With that kind of talent on a dominating, undefeated team, it seems only natural that the Tigers seek out a chance to play for some kind of national championship. Hargave’s daughter Susie recalls that then-Evansville mayor William H. Dress knew the mayor of McKeesport at that time. Historical records indicate his name was George H. Lysle.

 

Whether that acquaintance or something else led to those Tigers – yes, they were and still are Tigers – traveling to Southwest Indiana for a date with the Memorial Tigers is a fact long lost to history, but there is no doubt that the two teams met in the Reitz Bowl on that fateful December Saturday in 1937.

 

History calls it the “mythical” national championship because there was nothing in place to recognize high school athletes and teams on the national level in the 1930s. To offer some additional perspective – television came along 11 years after this game.

 

Nothing, however, is mythical about the outcome. Memorial beat McKeesport, 21-0, ending the Western Pennsylvania-based Tigers’ 26-game winning streak.

 

In that November 2006 feature, Johnson was previewing a dinner called “Beginning the Tradition,” which honored the 1937 Memorial team.

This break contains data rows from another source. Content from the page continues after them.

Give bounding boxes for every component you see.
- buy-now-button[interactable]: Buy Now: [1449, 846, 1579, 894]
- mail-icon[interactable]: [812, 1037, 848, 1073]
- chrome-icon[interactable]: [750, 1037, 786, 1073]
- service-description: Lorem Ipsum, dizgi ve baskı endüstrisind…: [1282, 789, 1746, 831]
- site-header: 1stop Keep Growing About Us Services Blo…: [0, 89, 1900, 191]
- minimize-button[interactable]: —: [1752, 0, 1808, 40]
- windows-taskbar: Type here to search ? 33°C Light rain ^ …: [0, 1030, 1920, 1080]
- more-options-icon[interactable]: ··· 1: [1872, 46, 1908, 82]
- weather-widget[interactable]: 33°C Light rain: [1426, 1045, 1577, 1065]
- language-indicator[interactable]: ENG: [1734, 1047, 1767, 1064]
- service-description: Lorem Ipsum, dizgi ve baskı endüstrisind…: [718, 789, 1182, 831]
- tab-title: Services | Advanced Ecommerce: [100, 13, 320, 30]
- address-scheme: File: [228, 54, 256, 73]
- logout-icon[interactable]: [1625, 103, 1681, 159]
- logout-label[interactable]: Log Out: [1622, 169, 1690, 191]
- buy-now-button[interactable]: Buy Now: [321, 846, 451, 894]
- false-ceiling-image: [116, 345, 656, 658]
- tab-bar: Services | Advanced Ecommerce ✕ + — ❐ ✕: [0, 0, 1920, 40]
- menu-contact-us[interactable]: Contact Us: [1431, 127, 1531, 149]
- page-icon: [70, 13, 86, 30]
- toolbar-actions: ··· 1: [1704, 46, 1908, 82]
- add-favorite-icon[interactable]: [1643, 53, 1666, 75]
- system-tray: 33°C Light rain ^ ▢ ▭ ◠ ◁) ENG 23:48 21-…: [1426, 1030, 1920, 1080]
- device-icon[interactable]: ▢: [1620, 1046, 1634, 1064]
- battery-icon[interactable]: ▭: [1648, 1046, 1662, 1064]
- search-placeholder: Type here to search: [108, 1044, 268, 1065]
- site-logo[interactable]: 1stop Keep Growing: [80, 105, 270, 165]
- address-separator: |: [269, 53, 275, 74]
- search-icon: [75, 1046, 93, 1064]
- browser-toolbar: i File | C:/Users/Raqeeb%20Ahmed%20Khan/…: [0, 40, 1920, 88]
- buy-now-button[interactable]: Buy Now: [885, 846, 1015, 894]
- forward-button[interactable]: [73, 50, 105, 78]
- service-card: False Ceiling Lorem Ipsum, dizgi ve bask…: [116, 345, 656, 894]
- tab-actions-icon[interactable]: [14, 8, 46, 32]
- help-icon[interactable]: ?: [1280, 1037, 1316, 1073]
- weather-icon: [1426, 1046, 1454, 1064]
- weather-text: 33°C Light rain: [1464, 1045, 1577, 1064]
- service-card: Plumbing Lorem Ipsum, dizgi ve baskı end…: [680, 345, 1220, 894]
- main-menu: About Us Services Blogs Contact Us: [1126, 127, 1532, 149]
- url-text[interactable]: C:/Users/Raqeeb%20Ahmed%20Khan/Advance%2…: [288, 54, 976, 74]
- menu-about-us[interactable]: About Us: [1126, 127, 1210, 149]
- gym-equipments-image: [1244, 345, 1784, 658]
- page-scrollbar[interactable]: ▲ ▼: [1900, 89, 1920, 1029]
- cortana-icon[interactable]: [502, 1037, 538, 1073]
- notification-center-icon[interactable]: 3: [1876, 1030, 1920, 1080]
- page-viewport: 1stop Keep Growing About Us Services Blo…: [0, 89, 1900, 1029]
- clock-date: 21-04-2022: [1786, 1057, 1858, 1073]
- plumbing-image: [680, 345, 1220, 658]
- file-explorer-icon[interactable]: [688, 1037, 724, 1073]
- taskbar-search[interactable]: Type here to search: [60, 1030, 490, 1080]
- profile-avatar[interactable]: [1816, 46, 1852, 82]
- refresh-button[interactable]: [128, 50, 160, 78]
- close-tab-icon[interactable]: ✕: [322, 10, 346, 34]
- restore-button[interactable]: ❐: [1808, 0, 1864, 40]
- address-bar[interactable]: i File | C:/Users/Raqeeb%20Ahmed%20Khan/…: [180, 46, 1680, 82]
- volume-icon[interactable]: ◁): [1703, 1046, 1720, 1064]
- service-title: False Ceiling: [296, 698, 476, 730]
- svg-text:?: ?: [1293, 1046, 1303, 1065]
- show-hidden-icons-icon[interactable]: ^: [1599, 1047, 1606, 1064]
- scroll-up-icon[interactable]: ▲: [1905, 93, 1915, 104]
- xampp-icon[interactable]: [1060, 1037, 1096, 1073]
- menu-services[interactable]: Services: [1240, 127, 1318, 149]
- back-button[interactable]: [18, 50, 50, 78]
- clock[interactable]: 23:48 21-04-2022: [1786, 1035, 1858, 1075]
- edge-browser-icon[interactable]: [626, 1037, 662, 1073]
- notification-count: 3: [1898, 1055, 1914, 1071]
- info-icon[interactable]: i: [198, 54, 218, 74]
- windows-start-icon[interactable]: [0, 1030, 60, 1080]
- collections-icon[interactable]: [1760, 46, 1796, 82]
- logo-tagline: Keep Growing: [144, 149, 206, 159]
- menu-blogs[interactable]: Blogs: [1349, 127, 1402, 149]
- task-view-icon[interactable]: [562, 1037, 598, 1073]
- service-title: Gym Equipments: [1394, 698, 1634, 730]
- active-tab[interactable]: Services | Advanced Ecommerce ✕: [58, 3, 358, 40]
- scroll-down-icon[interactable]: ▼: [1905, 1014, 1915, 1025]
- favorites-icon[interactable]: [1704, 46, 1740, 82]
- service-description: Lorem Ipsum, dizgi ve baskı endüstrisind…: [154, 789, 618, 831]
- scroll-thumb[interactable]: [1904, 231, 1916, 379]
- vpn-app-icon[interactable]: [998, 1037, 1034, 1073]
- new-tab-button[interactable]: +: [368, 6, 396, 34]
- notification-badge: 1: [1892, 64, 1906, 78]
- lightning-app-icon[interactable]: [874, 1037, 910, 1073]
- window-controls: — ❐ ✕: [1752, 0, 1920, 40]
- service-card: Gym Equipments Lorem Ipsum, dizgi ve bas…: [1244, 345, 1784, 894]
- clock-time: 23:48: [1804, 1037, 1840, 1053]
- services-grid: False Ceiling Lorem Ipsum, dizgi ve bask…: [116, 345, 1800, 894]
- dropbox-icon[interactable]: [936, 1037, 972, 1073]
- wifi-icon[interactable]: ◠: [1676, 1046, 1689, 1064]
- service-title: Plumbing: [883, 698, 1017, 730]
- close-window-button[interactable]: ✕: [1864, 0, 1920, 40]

He reported that Hargrave and teammates Oscar Harte and John Hauck would attend the event.

 

He also included this analysis of the 1937 team from Hargrave, who started at quarterback and safety (on defense), and also returned punts: “We were pretty good.”

 

CUTLINE

Father Alex Zenthoefer, third from left, and Father Christopher Droste, fifth from left, join friends and families of Wayne Henning and the late Bob Hargrave during the Aug. 9 dedication ceremony for Henning Stadium and Hargrave Field at Reitz Memorial High School.